For my curve, I have the data for its radius, length and starting point. Using some maths explained here, I can also calculate the end point coordinates.
What would be a way to calculate the endpoint angle of the arc? It is important for me to know the end angle as the next line segment that connects with the arc will start with the same angle as the arc.

Example track Diagram
Edit

Problem Diagram
I am interested in finding the angle that a tangent intersecting the end point would make with the x axis.
 A: The angle an arc spans (in radians) is $$ \widehat{\rm angle} = \frac{\rm arclength}{\rm radius} $$
Then you simply add up all the angles of all the corners up to the one you are drawing to find where the orientation of the arc end.
When the final orientation is 360° you have completed one circuit of the track.

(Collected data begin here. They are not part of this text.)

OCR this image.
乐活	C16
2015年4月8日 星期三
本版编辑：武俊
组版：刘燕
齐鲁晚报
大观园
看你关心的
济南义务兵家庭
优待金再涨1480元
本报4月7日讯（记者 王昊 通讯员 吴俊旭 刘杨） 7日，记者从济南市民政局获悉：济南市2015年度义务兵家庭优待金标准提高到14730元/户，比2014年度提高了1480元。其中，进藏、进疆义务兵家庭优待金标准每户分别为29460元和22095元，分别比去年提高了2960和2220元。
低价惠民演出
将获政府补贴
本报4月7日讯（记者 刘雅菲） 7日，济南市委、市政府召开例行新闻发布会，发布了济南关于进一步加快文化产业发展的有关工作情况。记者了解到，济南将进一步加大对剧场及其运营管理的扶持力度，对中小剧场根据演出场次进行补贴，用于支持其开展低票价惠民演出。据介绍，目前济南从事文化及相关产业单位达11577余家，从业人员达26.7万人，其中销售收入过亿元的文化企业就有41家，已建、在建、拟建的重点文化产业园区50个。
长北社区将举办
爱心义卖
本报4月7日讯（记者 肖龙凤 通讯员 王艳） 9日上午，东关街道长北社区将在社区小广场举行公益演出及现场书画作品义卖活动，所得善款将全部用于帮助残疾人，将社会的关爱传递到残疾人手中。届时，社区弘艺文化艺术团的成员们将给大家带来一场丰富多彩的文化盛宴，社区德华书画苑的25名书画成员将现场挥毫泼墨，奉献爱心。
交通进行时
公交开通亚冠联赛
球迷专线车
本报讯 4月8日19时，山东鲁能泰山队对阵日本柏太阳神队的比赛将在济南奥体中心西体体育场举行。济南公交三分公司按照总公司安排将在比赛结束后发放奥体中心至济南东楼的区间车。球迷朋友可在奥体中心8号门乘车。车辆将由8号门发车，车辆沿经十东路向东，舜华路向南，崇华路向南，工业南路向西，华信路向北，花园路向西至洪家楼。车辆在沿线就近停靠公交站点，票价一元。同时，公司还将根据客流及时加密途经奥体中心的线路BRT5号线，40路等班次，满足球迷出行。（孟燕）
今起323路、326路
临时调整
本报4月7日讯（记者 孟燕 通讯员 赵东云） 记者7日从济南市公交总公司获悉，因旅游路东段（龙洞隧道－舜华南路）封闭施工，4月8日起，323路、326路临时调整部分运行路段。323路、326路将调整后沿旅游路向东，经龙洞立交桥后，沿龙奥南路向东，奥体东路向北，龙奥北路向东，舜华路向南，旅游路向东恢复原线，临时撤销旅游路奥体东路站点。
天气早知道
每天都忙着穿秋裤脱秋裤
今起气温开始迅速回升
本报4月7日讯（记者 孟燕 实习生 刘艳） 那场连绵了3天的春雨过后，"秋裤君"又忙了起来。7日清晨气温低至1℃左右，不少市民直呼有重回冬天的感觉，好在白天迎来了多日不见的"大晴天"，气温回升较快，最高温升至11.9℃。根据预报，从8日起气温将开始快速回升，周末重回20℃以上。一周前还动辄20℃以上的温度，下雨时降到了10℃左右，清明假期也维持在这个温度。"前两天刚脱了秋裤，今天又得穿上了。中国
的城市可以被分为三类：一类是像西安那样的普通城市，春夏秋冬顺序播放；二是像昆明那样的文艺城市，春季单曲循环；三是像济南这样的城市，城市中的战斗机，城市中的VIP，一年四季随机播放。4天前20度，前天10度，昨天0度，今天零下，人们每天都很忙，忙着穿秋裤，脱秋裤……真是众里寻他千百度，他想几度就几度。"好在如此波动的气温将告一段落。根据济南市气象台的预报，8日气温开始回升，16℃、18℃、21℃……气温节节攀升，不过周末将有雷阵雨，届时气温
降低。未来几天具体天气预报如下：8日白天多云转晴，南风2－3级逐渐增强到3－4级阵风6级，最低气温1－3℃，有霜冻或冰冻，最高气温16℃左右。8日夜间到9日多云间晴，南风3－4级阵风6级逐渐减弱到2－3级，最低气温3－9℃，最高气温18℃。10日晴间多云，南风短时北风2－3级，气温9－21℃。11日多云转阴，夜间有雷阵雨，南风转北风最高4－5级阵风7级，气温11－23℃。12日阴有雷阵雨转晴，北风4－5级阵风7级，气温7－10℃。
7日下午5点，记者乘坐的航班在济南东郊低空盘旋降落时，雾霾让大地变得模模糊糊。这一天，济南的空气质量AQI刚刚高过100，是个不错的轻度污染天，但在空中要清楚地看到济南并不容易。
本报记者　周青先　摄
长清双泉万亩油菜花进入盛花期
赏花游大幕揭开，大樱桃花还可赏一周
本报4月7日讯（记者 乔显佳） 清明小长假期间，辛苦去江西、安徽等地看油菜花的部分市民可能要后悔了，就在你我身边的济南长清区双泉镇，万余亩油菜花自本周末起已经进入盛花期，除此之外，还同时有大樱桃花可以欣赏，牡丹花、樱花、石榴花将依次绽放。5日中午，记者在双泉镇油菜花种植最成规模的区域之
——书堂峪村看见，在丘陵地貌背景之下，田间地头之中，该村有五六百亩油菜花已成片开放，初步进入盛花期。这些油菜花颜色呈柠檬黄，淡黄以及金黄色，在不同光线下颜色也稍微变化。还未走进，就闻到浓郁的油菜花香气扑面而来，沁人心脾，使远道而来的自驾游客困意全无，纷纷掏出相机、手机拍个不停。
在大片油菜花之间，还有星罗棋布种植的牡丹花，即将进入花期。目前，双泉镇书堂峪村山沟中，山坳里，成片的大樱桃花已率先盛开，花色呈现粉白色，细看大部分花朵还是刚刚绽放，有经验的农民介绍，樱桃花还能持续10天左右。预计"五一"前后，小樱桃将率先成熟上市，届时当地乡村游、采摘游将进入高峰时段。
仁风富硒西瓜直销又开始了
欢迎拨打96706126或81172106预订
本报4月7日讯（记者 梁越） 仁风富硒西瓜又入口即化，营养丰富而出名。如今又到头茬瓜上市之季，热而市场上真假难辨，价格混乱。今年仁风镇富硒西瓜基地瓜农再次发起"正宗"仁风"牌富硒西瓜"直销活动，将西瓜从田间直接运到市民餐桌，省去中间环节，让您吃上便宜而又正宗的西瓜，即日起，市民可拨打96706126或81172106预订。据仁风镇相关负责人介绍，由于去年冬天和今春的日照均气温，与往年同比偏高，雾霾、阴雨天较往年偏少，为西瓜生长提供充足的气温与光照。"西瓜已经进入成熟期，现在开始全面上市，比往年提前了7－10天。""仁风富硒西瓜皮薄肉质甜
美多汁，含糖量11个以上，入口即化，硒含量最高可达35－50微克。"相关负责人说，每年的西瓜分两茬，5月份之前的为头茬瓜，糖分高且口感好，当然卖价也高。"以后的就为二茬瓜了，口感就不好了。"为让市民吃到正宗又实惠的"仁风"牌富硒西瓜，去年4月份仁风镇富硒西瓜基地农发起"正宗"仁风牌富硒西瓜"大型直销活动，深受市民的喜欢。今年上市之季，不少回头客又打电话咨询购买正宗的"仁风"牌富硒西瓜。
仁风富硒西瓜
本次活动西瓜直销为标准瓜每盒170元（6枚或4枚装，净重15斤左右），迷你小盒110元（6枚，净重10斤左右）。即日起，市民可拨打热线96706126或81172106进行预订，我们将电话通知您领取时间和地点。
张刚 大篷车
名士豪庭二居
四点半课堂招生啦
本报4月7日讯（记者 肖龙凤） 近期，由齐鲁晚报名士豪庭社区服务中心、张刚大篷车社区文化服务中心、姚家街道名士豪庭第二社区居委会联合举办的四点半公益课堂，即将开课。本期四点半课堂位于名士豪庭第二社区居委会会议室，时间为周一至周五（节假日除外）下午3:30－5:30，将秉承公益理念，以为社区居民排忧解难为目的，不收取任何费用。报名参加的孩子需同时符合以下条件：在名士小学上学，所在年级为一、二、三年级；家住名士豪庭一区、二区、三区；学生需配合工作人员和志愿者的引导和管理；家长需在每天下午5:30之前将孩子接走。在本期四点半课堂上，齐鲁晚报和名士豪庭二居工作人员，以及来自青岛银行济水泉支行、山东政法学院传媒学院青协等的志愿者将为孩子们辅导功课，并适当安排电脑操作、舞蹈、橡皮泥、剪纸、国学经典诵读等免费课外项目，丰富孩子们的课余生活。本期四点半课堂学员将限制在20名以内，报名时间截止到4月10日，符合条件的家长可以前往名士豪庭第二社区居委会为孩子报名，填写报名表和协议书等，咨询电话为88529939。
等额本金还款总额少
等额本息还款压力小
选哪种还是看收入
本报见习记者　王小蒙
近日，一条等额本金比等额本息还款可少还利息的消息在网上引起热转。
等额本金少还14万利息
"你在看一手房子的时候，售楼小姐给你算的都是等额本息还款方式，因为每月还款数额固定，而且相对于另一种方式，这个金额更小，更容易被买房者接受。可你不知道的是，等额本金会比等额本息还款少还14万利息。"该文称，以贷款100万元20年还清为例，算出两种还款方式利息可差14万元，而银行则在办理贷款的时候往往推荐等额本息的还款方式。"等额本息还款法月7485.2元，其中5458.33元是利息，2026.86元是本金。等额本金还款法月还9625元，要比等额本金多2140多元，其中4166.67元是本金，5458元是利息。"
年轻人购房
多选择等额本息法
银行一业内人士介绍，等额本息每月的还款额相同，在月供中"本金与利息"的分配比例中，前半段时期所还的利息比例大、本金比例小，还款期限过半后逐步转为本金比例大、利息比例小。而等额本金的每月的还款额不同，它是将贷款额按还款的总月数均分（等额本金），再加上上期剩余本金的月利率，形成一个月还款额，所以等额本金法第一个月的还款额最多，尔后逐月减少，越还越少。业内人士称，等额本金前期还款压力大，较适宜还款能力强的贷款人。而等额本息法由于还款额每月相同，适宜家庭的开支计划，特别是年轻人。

The more interesting problem is coming up with the arc endpoint coordinates from the standpoint coordinates $(x_1,\,y_1)$, the initial direction $\theta_1$, the radius $r$ and the arc length $s$.


*

*A counter clockwise arc sweeps an angle $\varphi = s/r$ in radians, so the final direction of the track after the arc is $\theta_2 = \theta_1 + \varphi$.
The endpoint coordinates are found with some trigonometry
$$ \pmatrix{x_2 \\ y_2} = \pmatrix{x_1 -r \sin \theta_1 + r \sin \theta_2 \\ y_1 + r \cos \theta_1 - r \cos \theta_2 } $$


*A clockwise arc sweeps an angle $\varphi = s/r$ in radians, so the final direction of the track after the arc is $\theta_2 = \theta_1 - \varphi$.
The endpoint coordinates are found with some trigonometry
$$ \pmatrix{x_2 \\ y_2} = \pmatrix{x_1 +r \sin \theta_1 - r \sin \theta_2 \\ y_1 - r \cos \theta_1 + r \cos \theta_2 } $$
A: Edit: Let  $r$ be the (known) radius and $M$ the midpoint of $SE$ ($S$, starting point; $E$, endpoint).
Angle $\alpha$ (see figure) is such  that
$$\cos \alpha =\dfrac{SM}{SC}=\dfrac{SE}{2r} \ \iff \ \alpha=\operatorname{acos}(\dfrac{SE}{2r})$$
with
$$SE=\sqrt{(x_e-x_s)^2+(y_e-y_s)^2}$$
using coordinates $S=(x_s,y_s)$ and $E=(x_e,y_e),$.